Entenda as questões e conspirações por trás da queda de um regime extremamente popular
Wagner Gutierrez Barreira Publicado em 15/11/2019, às 08h00
O vapor Alagoas, que levava a família imperial para o exílio em novembro de 1889, afastava-se do continente sul-americano para o mar aberto, ao largo da costa da Ilha de Fernando de Noronha. Emocionados, dom Pedro e seus parentes resolveram enviar uma última mensagem à pátria.
Apanharam um pombo a bordo e discutiram o conteúdo de seu derradeiro recado em território brasileiro. Escolheram uma única palavra - saudade - e soltaram o bicho, que deveria voar em direção ao país com a homenagem singela.
Mas o pombo não tinha vocação para correio. Suas asas haviam sido aparadas. O resultado: a "saudade" foi ao fundo do oceano com seu portador, a poucos metros do navio.

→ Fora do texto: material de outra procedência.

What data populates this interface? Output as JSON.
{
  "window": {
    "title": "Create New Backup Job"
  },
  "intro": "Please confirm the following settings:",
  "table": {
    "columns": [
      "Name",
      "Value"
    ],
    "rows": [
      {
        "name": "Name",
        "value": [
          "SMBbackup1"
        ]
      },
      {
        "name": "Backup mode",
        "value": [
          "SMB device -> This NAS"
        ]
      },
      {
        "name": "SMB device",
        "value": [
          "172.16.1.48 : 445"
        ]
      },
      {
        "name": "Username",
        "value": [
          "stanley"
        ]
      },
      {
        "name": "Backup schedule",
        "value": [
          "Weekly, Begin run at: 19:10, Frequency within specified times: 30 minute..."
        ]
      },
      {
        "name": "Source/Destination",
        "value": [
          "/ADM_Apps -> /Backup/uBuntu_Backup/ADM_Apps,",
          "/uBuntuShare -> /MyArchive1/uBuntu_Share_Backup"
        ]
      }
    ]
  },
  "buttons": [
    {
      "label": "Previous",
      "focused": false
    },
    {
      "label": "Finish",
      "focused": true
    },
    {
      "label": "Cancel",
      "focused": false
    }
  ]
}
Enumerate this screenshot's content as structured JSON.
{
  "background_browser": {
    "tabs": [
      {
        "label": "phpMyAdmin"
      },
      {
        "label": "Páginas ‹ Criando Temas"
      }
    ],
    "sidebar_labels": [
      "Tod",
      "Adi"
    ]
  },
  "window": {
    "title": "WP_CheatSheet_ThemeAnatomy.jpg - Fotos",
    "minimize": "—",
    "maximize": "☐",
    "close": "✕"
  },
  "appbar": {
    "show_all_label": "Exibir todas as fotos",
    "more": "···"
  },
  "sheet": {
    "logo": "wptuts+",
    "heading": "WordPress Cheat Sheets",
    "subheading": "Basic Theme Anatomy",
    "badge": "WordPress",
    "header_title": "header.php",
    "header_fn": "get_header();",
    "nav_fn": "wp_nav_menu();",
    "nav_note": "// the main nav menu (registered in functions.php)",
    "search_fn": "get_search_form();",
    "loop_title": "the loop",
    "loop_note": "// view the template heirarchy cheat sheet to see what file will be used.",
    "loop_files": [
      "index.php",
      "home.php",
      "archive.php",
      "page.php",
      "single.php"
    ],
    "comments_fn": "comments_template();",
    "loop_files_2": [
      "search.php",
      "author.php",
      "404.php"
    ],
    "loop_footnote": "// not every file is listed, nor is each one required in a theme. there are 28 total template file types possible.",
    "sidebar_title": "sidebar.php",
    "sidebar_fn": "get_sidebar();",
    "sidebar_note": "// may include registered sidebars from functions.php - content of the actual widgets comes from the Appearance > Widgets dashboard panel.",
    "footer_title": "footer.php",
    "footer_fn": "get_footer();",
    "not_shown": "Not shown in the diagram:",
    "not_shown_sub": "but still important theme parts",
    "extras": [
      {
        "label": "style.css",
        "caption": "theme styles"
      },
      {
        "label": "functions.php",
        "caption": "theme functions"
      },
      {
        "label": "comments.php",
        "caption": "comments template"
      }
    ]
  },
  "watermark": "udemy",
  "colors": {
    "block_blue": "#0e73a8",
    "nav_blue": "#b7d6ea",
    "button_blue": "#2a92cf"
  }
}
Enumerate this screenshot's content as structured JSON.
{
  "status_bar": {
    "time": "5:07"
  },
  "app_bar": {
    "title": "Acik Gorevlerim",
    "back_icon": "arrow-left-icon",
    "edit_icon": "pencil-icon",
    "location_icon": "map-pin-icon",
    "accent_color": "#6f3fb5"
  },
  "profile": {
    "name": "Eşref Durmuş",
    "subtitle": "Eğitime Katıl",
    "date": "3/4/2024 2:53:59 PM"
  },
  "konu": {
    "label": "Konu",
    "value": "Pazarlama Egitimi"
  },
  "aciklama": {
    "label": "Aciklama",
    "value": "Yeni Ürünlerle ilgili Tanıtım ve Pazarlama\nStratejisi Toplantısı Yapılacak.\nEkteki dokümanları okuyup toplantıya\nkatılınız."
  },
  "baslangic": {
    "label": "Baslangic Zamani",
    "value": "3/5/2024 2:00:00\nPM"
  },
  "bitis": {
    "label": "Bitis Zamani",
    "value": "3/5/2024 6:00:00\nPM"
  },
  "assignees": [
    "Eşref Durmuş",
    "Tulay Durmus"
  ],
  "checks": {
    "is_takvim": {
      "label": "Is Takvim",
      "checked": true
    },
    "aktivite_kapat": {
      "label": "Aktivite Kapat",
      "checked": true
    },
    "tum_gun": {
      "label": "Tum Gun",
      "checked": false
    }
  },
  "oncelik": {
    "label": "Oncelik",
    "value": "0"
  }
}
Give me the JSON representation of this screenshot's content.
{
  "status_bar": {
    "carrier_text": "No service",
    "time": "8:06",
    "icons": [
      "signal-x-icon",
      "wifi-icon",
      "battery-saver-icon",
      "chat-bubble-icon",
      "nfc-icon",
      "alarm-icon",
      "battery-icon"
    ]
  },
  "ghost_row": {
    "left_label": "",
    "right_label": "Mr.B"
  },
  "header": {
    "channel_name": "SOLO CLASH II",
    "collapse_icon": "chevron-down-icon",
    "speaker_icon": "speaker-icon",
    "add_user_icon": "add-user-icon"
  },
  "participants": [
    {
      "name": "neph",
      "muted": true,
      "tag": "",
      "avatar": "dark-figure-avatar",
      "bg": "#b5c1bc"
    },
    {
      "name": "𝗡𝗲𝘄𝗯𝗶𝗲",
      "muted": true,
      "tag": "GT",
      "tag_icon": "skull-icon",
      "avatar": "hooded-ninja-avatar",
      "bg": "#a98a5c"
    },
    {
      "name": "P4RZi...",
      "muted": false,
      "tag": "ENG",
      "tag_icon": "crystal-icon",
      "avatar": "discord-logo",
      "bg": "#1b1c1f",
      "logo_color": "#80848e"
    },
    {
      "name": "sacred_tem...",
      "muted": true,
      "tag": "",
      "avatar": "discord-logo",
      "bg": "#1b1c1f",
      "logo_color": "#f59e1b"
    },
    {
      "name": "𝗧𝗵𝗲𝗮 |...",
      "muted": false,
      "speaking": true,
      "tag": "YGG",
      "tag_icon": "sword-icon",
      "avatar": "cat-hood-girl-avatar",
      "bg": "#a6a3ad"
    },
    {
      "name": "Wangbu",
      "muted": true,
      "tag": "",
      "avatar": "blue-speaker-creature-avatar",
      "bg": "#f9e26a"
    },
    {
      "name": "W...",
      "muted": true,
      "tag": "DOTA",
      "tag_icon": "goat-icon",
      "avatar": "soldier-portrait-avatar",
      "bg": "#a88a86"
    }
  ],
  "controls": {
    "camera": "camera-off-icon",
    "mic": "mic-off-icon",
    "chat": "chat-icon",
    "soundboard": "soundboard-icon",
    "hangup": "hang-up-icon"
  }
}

Talvez a cena da última tentativa de comunicação entre a família imperial e o povo brasileiro funcione como metáfora do que foram os anos da monarquia. As intenções sempre eram as melhores. As atitudes, por vezes desastrosas.
O órfão da nação
O menino tinha apenas 5 anos quando foi arrancado da cama e levado da Quinta da Boa Vista para o Paço Imperial do Rio de Janeiro. Assustado, chorava sem parar, encolhido no banco de trás da carruagem. No caminho, o veículo foi parado por populares, que tiraram os cavalos e se encarregaram de levar eles mesmos a carga preciosa ao seu destino. Havia cheiro de pólvora, vindo de tiros de artilharia.
Uma multidão tomava as ruas. O pequeno Pedro, tornado imperador do Brasil naquela noite de 7 de abril de 1831, ocuparia o lugar do pai, que acabara de abdicar. Sua mãe, Maria Leopoldina, havia morrido quando ele era um bebê. Enquanto o garoto era levado ao paço, Pedro I já estava a bordo da fragata inglesa Warspite. Pai e filho nunca mais se viram outra vez.
Por quase meio século, o chamado "órfão da nação" ocuparia o papel de fiador do império. O golpe que lhe garantiu a maioridade aos 14 anos transformou Pedro de Alcântara no condutor do Segundo Reinado. Enquanto os vizinhos latino-americanos se fragmentavam em pequenas repúblicas, comandadas por caudilhos, o Brasil, grande e unido, era visto pelo resto do mundo como uma ilha de civilização em meio à barbárie.
Pedro foi criado por tutores (o primeiro deles foi o Patriarca da Independência, José Bonifácio) e por funcionários do palácio. Sua formação foi uma só: seus professores trataram de lhe ensinar como ser magnânimo, justo, educado, comprometido e fiel ao Brasil.
Pedro cumpriu à risca o que lhe foi ensinado. Quando morreu no exílio, aos 66 anos, em 1891, seu obituário no jornal The New York Times afirmou que ele "foi o mais ilustrado monarca do século".
Dom Pedro II foi um escravo de seu país desde a abdicação de seu pai. Seus passos eram vigiados, suas atividades se transformavam em relatórios analisados no Parlamento. O Marquês de Itanhaém, o tutor que sucedeu Bonifácio, preparou um regulamento para o garoto que incluía acordar diariamente às 7 da manhã. A partir daí, cada hora tinha uma atividade específica e até as conversas seguiam um tema definido.
A rubrica "diversão" durava duas horas diárias. O dia acabava às 21h30 e o sono era precedido de mais leituras. O objetivo do tutor, como relata José Murilo de Carvalho, professor da Universidade Federal do Rio de Janeiro, era criar um paladino.
"Itanhaém queria formar um monarca humano, sábio, justo, honesto, constitucional, pacifista, tolerante", afirma Carvalho na biografia D. Pedro II. "Isto é, um governante perfeito, dedicado integralmente a suas obrigações, acima das paixões políticas e dos interesses privados."
A vida pessoal de Pedro, como se vê, não pertencia a Pedro. Visitas de parlamentares para checar in loco a educação do príncipe eram comuns. O Parlamento recebia relatórios sobre os avanços do futuro monarca. O de 1837, por exemplo, dava conta que Pedro falava e escrevia em francês e era capaz de traduzir do inglês.
Mas, como registra José Murilo de Carvalho em seu livro, o deputado Rafael de Carvalho criticava a falta de exercícios e divertimento. "Segundo os observadores, era um menino tímido, ensimesmado e, seguramente, muito carente de afeto", definiu o historiador.